The Hill looks at 10 questions/campaign themes to watch: 1. How real is the tea party effect? 2. How many more Democrats head for the exits? 3. Will Republicans have the funds they need to win big? 4. Does the economy turn around? 5. How will 2009 issues translate to 2010? 6. Can Republicans restore their good name? 7. What does President Barack Obama do for the Democrats? 8. How much emphasis do the national parties put on governor's races? 9. Will open seats ruin the National Republican Senatorial Committee's (NRSC) Election Day? 10. Do Democrats face formidable primaries?
On the fundraising front, vulnerable House Democrats from the fiscally conservative Blue Dog coalition are getting a leg up in campaign contributions from the group's political action committee, which, according to CQ MoneyLine, has given out the most contributions of any politician-controlled PAC through November 2009: $635,000 to be exact. Among the recipients are Reps. Bobby Bright (AL), Frank Kratovil (MD) and Walt Minnick (ID), whose races CQ Politics has deemed Tossups, the most competitive category.
Politico takes a look at the fundraising disparity between the DCCC and NRCC -- the former vastly outraising the latter. However, it also notes that the underdog Republicans of 1994 were also outspent, but succeeded in taking back the Congressional majority. NRCC recruitment chairman Kevin McCarthy (R-CA) also predicts that donations will increase as Republicans feel more confident in the prospect of midterm wins. "You're going to find the money will soon be growing once members get past the primaries, when they'll be able to give more. When members are on defense, they're trying to keep as much money as they can to protect themselves," McCarthy was quoted as saying.
CALIFORNIA: According to The Hill, some California Republicans are "uneasy" with gubernatorial candidate and former eBay CEO Meg Whitman's "middle-of-the-road" campaign approach, especially on fiscal issues. She recently turned down the chance to speak at an upcoming Los Angeles Republicans' forum, where both her opponents, Steve Poizner and former Rep. Tom Campbell, are scheduled to speak.
COLORADO: Democrats in the primary for Colorado's junior U.S. Senate seat are trying to keep the race polite "so that whoever emerges as the victor won't be too bruised for the general election," the Wall Street Journal says. Current Senator Michael Bennet, who was appointed to the seat by Gov. Bill Ritter after current interior secretary Ken Salazar vacated his seat, has so far outraised his primary opponent, former state house speaker Andrew Romanoff, but Romanoff may garner more statewide support, holding a majority of state legislators' endorsements, the Journal adds.
FLORIDA: The St. Petersburg Times names their winner and loser of the year in Florida politics. Winner: Marco Rubio. Loser?
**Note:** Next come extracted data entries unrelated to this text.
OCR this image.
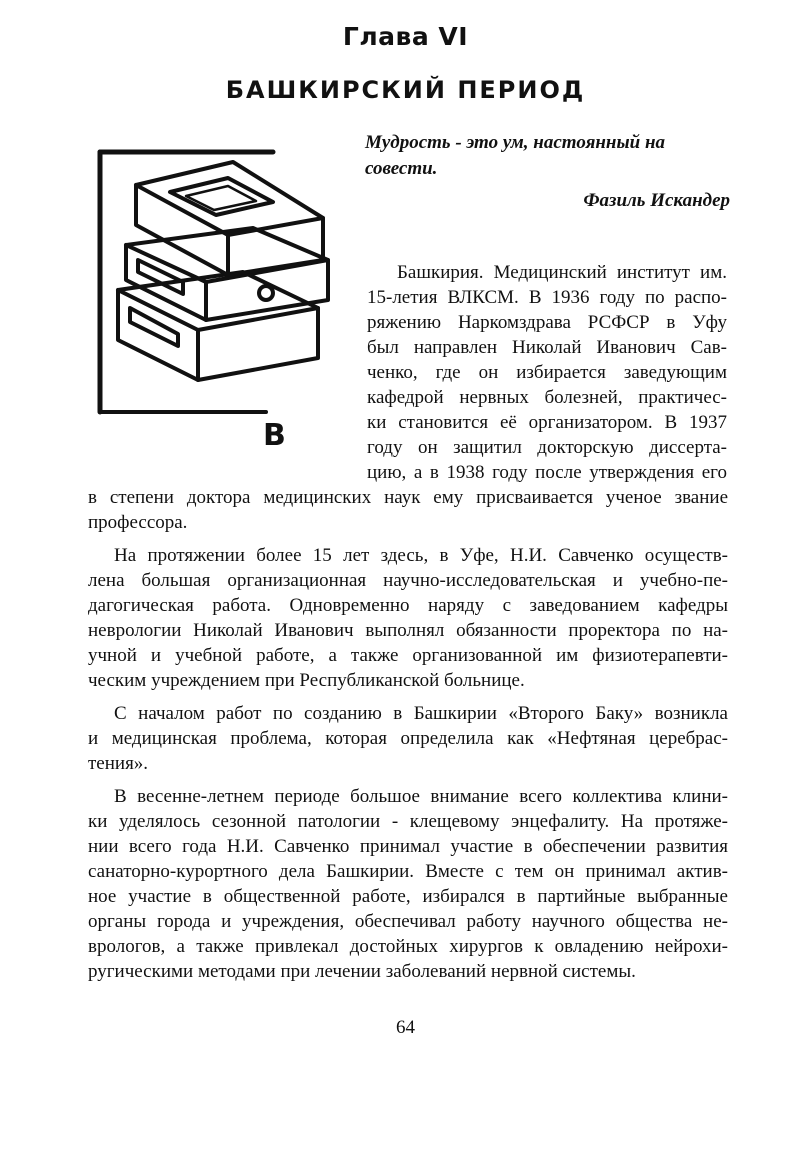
Глава VI
БАШКИРСКИЙ ПЕРИОД
В
Мудрость - это ум, настоянный на
совести.
Фазиль Искандер
Башкирия. Медицинский институт им.
15-летия ВЛКСМ. В 1936 году по распо-
ряжению Наркомздрава РСФСР в Уфу
был направлен Николай Иванович Сав-
ченко, где он избирается заведующим
кафедрой нервных болезней, практичес-
ки становится её организатором. В 1937
году он защитил докторскую диссерта-
цию, а в 1938 году после утверждения его
в степени доктора медицинских наук ему присваивается ученое звание
профессора.
На протяжении более 15 лет здесь, в Уфе, Н.И. Савченко осуществ-
лена большая организационная научно-исследовательская и учебно-пе-
дагогическая работа. Одновременно наряду с заведованием кафедры
неврологии Николай Иванович выполнял обязанности проректора по на-
учной и учебной работе, а также организованной им физиотерапевти-
ческим учреждением при Республиканской больнице.
С началом работ по созданию в Башкирии «Второго Баку» возникла
и медицинская проблема, которая определила как «Нефтяная церебрас-
тения».
В весенне-летнем периоде большое внимание всего коллектива клини-
ки уделялось сезонной патологии - клещевому энцефалиту. На протяже-
нии всего года Н.И. Савченко принимал участие в обеспечении развития
санаторно-курортного дела Башкирии. Вместе с тем он принимал актив-
ное участие в общественной работе, избирался в партийные выбранные
органы города и учреждения, обеспечивал работу научного общества не-
врологов, а также привлекал достойных хирургов к овладению нейрохи-
ругическими методами при лечении заболеваний нервной системы.
64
Charlie Crist. "But," the Times notes, "nobody should count him out. He has a lot of cards to play over the next nine months."
MASSACHUSETTS: We'll know if Republicans are a TAD serious about attempting to target Dem Martha Coakley in this race if John McCain and others do more than simply provide support for Republican Scott Brown via press release.
NEW HAMPSHIRE: Republican Attorney General Kelly Ayotte leads Democratic Rep. Paul Hodes 43% to 36% in a new American Research Group poll, conducted Dec. 26-29, CQ Politics reports.
NEW YORK: "President Obama still wants Gov. Paterson dumped from the Democratic ticket, even though the field of GOP candidates for governor is weaker now that Rudy Giuliani is out of the race, a high-level source close to the White House told The [New York] Post." The source said, "Rin Tin Tin could beat Paterson," adding that Attorney General Andrew Cuomo "has to run."
OHIO: This year's midterm elections will undoubtedly hinge, in part, on candidates' economic records. While there have been over 300,000 jobs lost since incumbent Gov. Ted Strickland (D) took office, his challenger, former Rep. John Kasich (R) -- whom Strickland is either tied with or trails in polls -- was managing director of Lehman Brothers after he left the House in 2000, a position which Ohio Democrats have been quick to highlight, the Dayton Daily News writes. Kasich contends, however, that "blaming him for Lehman's collapse 'is like blaming a car dealer… for the collapse of General Motors."
TEXAS: The Fort Worth Star-Telegram reports on opposition research spending in the race between Republican gubernatorial contenders Rick Perry, the incumbent, and Sen. Kay Bailey Hutchison, his chief primary rival. According to the Star Telegram, Perry's campaign spent at least $13,250 last year on research from the premier Republican "oppo" company, John Doner & Associates, while Hutchison's campaign reports $66,400 to a Little Rock public affairs firm headed by former U.S. prosecutor Tim Griffin, who has previously done opposition work for the RNC, although a Hutchison spokesman declined to elaborate on Griffin's role on the campaign besides saying he "advised" it on some projects.